California’s plan to integrate the West Coast grid is a great idea—that could easily backfire
An ideal electricity grid would stretch high-speed lines across vast territories, forming huge interconnected networks that could immediately meet shifting consumer demand with wind, hydro, and solar energy generated hundreds of miles away (see “How to get Wyoming wind to California, and cut 80% of US carbon emissions”).
A bill gaining momentum in the California legislature would set the stage for the integration of the electricity grid across the West Coast, aiming to achieve these very ends. But some legal experts fear it would have precisely the opposite effect: loosening the state’s grip over its own grid, and with it the ability to enforce some of the nation’s strictest clean-energy policies.

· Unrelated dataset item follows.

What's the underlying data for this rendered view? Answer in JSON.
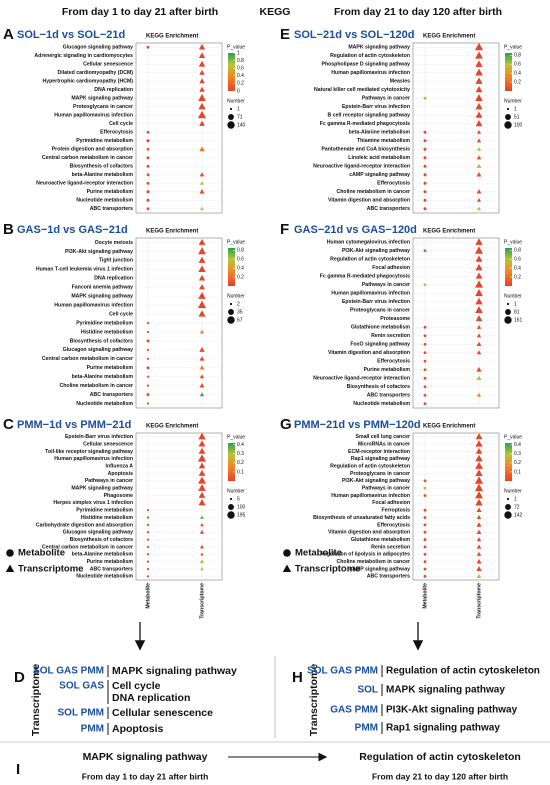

That danger is especially acute under the Trump administration. The Federal Energy Regulatory Commission, which oversees grid operators, is working to “actively distort energy markets to punish states taking steps to prioritize clean energy,” says Danny Cullenward, an energy economist, lawyer, and researcher at the Carnegie Institution for Science.
(On Thursday he and a coauthor posted a new paper, set for publication in the Yale Journal on Regulation Bulletin this fall, highlighting the risks of such recent actions by FERC and several regional market operators.)
These political forces could undermine efforts to create, expand, or even maintain regional grids throughout the nation, limiting the ability of such systems to make it cheaper and easier to cut carbon emissions.
An interconnected grid already spans the western edge of the United States, but it’s operated by an assortment of state and regional entities. The proposal—pushed for years by Governor Jerry Brown and working its way through the California senate—would create a regional organization overseeing energy markets across several states. The initial hope is to reach agreements establishing links with Berkshire Hathaway–owned utilities operating across parts of Nevada, Oregon, Utah, Washington, and Wyoming. But such a system could eventually incorporate other neighboring operators and states as well.
California already swaps renewable energy with other states. But some worry that if it enters into contractual agreements with them, it could expose its clean-energy policies to serious challenges. Specifically, if the state tries to limit the “type or amount of energy being produced,” energy operators in other states could claim that those laws conflict with FERC’s authority or run afoul of federal powers over interstate commerce, according to a fairly critical analysis by the Senate Judiciary Committee published last month.
Another serious concern is that as other states join the governing board of the newly regional grid operator, they will push a very different set of energy priorities. Notably, while renewables supply much of California’s energy, Wyoming still runs primarily on coal—and utilities there will presumably want it to compete on a level playing field with other sources in a multistate marketplace.
All of this could hinder California’s aggressive clean-energy policies, including its renewable standards and cap-and-trade program (the legislature is currently weighing a bill that would require the power sector to generate all of its electricity from carbon-free sources by 2045). That, in turn, could also undermine the economic competiveness of California’s own energy producers.
As written, the bill will increase “the likelihood that California, as the largest statewide market in the western region, would be required to purchase coal and natural gas, in contravention of state climate policies and renewable energy goals,” the committee report says.
Proponents, including the California Chamber of Commerce and the Natural Resources Defense Council, argue that these risks are overblown, that the bill contains various safety provisions, and that regional grids have worked elsewhere. An analysis published last year by Yale Law School argued that moving to a multistate system wouldn’t increase federal authority over California’s system or “open the door” to legal challenges, because the market already lies under FERC’s jurisdiction and carries out some interstate commerce.
Cullenward acknowledges that energy operators in other states could have raised challenges before, but he says that misses the point. The shift to a formal regional marketplace significantly increases the likelihood that they will do so, he says, and substantially raises the stakes if they succeed.